Wulan yang masih berjongkok di atas tanah, perlahan menaikkan pandangannya. Dari sendal selop pink, ke daster warna senada dengan si sandal, kemudian akhirnya sampai di wajah bu Selly.
Wanita berumur sekitar empat puluhan itu berkacak pinggang, dengan mimik wajah begitu terlihat tak ramah di mata Wulan. Sudah tentu akan begitu. Orang mana yang tak akan kesal, jika yang ditagih kewajibannya malah berniat ingin kabur.
"Bangun, Wulan," imbuh bu Selly lagi, menyuruh Wulan agar berdiri.
Meringis kuda, gadis itu pun menuruti apa yang bu Selly katakan.
"Heee, iya, Bu," cicit Wulan sudah dalam mode pasrah, setelah kepergok langsung oleh bu Selly hendak melarikan diri dari wanita berdaster itu.
Bu Selly menggeleng pelan atas kelakuan Wulan. Ini bukan kali pertama Wulan melakukan hal seperti itu. Setiap telat bayar uang kos, Wulan memang tiba-tiba jadi seperti ninja. Main lompat-lompatan, panjat pagar, kabur-kaburan, hanya demi menghindari omelan bu Selly.
"Mau kabur lagi, kamu?" desak bu Selly, sudah dengan dua lengan yang ia lipat ke depan dada. Mata belo itu sudah menyipit sinis menatap Wulan.
"Maaf, Bu. Tapi saya bener-bener lagi enggak ada uang hari ini. Saya juga baru keluar dari pekerjaan. Boleh, ya, kalau tunggakan bulan kemarin jangan ditagih dulu," pinta Wulan pasang ekspresi memelas.
Tapi itu benar-benar hal yang tidak akan bisa membujuk bu Selly.
"Enggak ada, Wulan. Pokoknya kalau sampai malam nanti kamu belum melunasi tunggakan kamu, mendingan kamu pergi aja dari sini. Cari tempat kos lain!" ketus bu Selly terdengar begitu serius dengan ancamannya.
"Hah, tapi, Bu." Wulan coba meminta kesempatan berbicara lagi, tapi ucapannya sudah segera dipotong oleh bu Selly.
"Enggak ada tapi-tapian. Ibu tunggu sampai nanti malam. Kalau kamu enggak bisa bayar, langsung aja kamu kemasi pakaian kamu. Ngerti?" Bu Selly mendelikkan matanya pada Wulan.
Rampung memberikan ultimatum untuk Wulan, bu Selly pun pergi. Meninggalkan Wulan dalam kebingungan yang semakin menjadi. Ke mana Wulan harus mencari uang dalam waktu semalam, agar bisa membayar tunggakan uang kos? Lagipula, kenapa bu Selly jadi sesadis itu hari ini.

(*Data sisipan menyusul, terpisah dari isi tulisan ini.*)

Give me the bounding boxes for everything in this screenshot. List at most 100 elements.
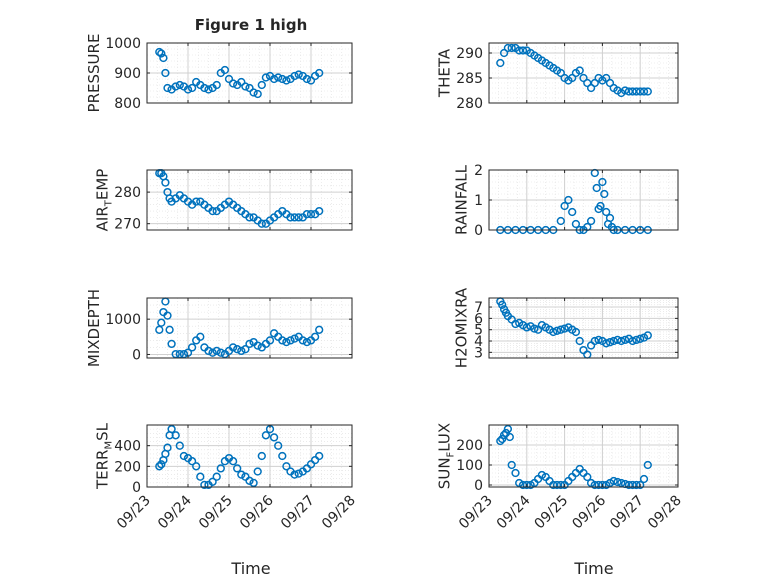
rainfall-point: [598, 177, 607, 187]
rainfall-point: [605, 213, 615, 223]
theta-point: [636, 87, 645, 96]
air_temp-y-tick-label: 280: [114, 185, 141, 201]
terr_msl-point: [233, 464, 242, 473]
rainfall-point: [556, 216, 565, 226]
sun_flux-x-tick-label: 09/27: [607, 493, 647, 533]
rainfall-point: [600, 189, 609, 199]
theta-y-tick-label: 290: [456, 46, 483, 62]
terr_msl-y-tick-label: 200: [114, 459, 141, 475]
terr_msl-point: [187, 457, 197, 466]
terr_msl-point: [212, 472, 221, 481]
mixdepth-point: [290, 334, 299, 343]
terr_msl-point: [237, 470, 246, 479]
mixdepth-point: [265, 336, 275, 345]
rainfall-y-tick-label: 0: [474, 223, 483, 239]
theta-point: [515, 46, 524, 55]
mixdepth-point: [167, 339, 176, 349]
sun_flux-point: [583, 472, 592, 482]
theta-point: [643, 87, 652, 96]
terr_msl-point: [306, 460, 316, 469]
terr_msl-point: [274, 441, 283, 450]
pressure-point: [204, 85, 213, 94]
sun_flux-y-tick-label: 0: [474, 478, 483, 494]
pressure-point: [220, 65, 230, 75]
theta-point: [507, 43, 516, 53]
h2omixra-point: [498, 300, 507, 309]
sun_flux-point: [613, 477, 622, 487]
terr_msl-point: [208, 477, 217, 486]
sun_flux-point: [639, 474, 649, 484]
sun_flux-point: [503, 424, 513, 434]
sun_flux-x-tick-label: 09/25: [532, 493, 572, 533]
terr_msl-point: [257, 451, 266, 461]
mixdepth-point: [204, 346, 213, 356]
h2omixra-point: [628, 336, 637, 346]
mixdepth-point: [155, 325, 164, 334]
pressure-point: [187, 83, 197, 93]
pressure-point: [228, 79, 238, 88]
terr_msl-point: [253, 467, 262, 476]
h2omixra-point: [522, 323, 531, 332]
pressure-point: [249, 88, 258, 97]
theta-point: [518, 46, 528, 55]
pressure-y-label: PRESSURE: [85, 34, 103, 113]
rainfall-point: [564, 195, 573, 205]
air_temp-point: [306, 210, 316, 219]
pressure-point: [155, 47, 164, 57]
mixdepth-point: [228, 343, 238, 352]
h2omixra-point: [613, 335, 622, 345]
pressure-point: [302, 74, 312, 84]
sun_flux-point: [598, 480, 607, 490]
h2omixra-point: [556, 325, 565, 334]
terr_msl-point: [157, 460, 166, 469]
pressure-point: [163, 83, 172, 93]
sun_flux-y-tick-label: 200: [456, 438, 483, 454]
terr_msl-point: [278, 451, 287, 461]
terr_msl-x-tick-label: 09/25: [196, 493, 236, 533]
h2omixra-y-tick-label: 6: [474, 311, 483, 327]
pressure-point: [237, 77, 246, 87]
sun_flux-axes-box: [488, 424, 679, 488]
pressure-y-tick-label: 900: [114, 66, 141, 82]
terr_msl-point: [196, 472, 205, 481]
mixdepth-point: [253, 341, 262, 350]
mixdepth-y-tick-label: 0: [132, 347, 141, 363]
air_temp-point: [192, 197, 201, 206]
pressure-point: [282, 76, 291, 85]
terr_msl-point: [167, 424, 176, 434]
terr_msl-point: [163, 443, 172, 452]
rainfall-point: [592, 183, 601, 193]
x-axis-label-left: Time: [230, 559, 270, 578]
sun_flux-point: [498, 434, 507, 444]
mixdepth-y-tick-label: 1000: [105, 312, 141, 328]
rainfall-point: [560, 201, 569, 211]
theta-point: [632, 87, 641, 96]
sun_flux-point: [636, 480, 645, 490]
mixdepth-point: [165, 325, 174, 334]
terr_msl-point: [315, 451, 324, 461]
terr_msl-y-label: TERRMSL: [94, 422, 115, 490]
mixdepth-point: [157, 318, 166, 327]
sun_flux-x-tick-label: 09/26: [569, 492, 609, 532]
sun_flux-x-tick-label: 09/28: [645, 493, 685, 533]
h2omixra-point: [594, 335, 603, 345]
rainfall-y-tick-label: 2: [474, 163, 483, 179]
h2omixra-point: [609, 336, 618, 346]
mixdepth-point: [310, 332, 320, 341]
air_temp-point: [161, 178, 170, 187]
h2omixra-point: [560, 324, 569, 333]
air_temp-point: [302, 210, 312, 219]
sun_flux-y-tick-label: 100: [456, 458, 483, 474]
pressure-point: [269, 74, 279, 84]
h2omixra-y-tick-label: 5: [474, 323, 483, 339]
terr_msl-x-tick-label: 09/23: [114, 493, 154, 533]
h2omixra-point: [643, 331, 652, 340]
pressure-point: [200, 83, 209, 93]
theta-axes-box: [488, 42, 679, 104]
pressure-point: [294, 70, 303, 79]
air_temp-point: [208, 206, 217, 216]
sun_flux-point: [643, 460, 652, 470]
air_temp-point: [294, 213, 303, 222]
theta-point: [575, 66, 584, 75]
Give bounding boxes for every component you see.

Walaupun memang benar bu Selly selalu sadis setiap menagih uang kos dari para penyewa, tapi baru kali ini dia langsung mengancam akan mengusir Wulan jika sampai tidak segera melunasi tunggakannya. Ini keterlaluan.
Sekali lagi rencana Hendar juga berjalan lancar. Ya, termasuk dengan ancaman bu Selly, itu juga ulah Hendar. Setelah berhasil mengumpulkan informasi tentang seperti apa kehidupan seorang Wulandari, Hendar segera melancarkan aksinya menyuap bu Selly untuk menekan Wulan. Dengan begitu, Hendar yakin Wulan tidak punya pilihan lagi selain datang pada Rion.
"Terima kasih untuk kerja samanya, Bu," ucap Hendar, meletakkan amplop cokelat berisi uang ke atas meja. Supir Rion itu kini sudah duduk bersama bu Selly di ruang tamu, rumah dari pemilik tempat kos yang ditinggali oleh Wulan.
Tampak sumringah wajah bu Selly, ketika mendapatkan amplop uang itu dari Hendar. Uang memang selalu bisa membeli semua yang Rion inginkan.
"Ah, iya, Pak. Sama-sama. Tapi tolong, kalau bisa jangan sakiti Wulan. Kasihan, dia hidupnya susah," cicit bu Selly yang baru saja meraih amplop dari atas meja.
Senyuman terbit di kedua sudut bibir Hendar, "Menyakiti? Justru kami akan membuat hidup Wulan jadi lebih baik dari sekarang. Tapi ngomong-ngomong, apa Wulan punya saudara atau keluarga di sini?" timpalnya, sekaligus mengorek lebih dalam lagi informasi tentang Wulan. Sebagai orang yang cukup mengenal Wulan, Hendar yakin jika bu Selly pasti mengetahui kehidupan pribadi Wulan.
"Setau saya sih enggak ada, Pak. Wulan sebatang kara di kota ini. Kalau enggak salah ingat, Wulan pernah cerita bahwa ayah dan bibinya tinggal di desa," tutur bu Selly menceritakan apa yang dia tau dari diri seorang Wulan.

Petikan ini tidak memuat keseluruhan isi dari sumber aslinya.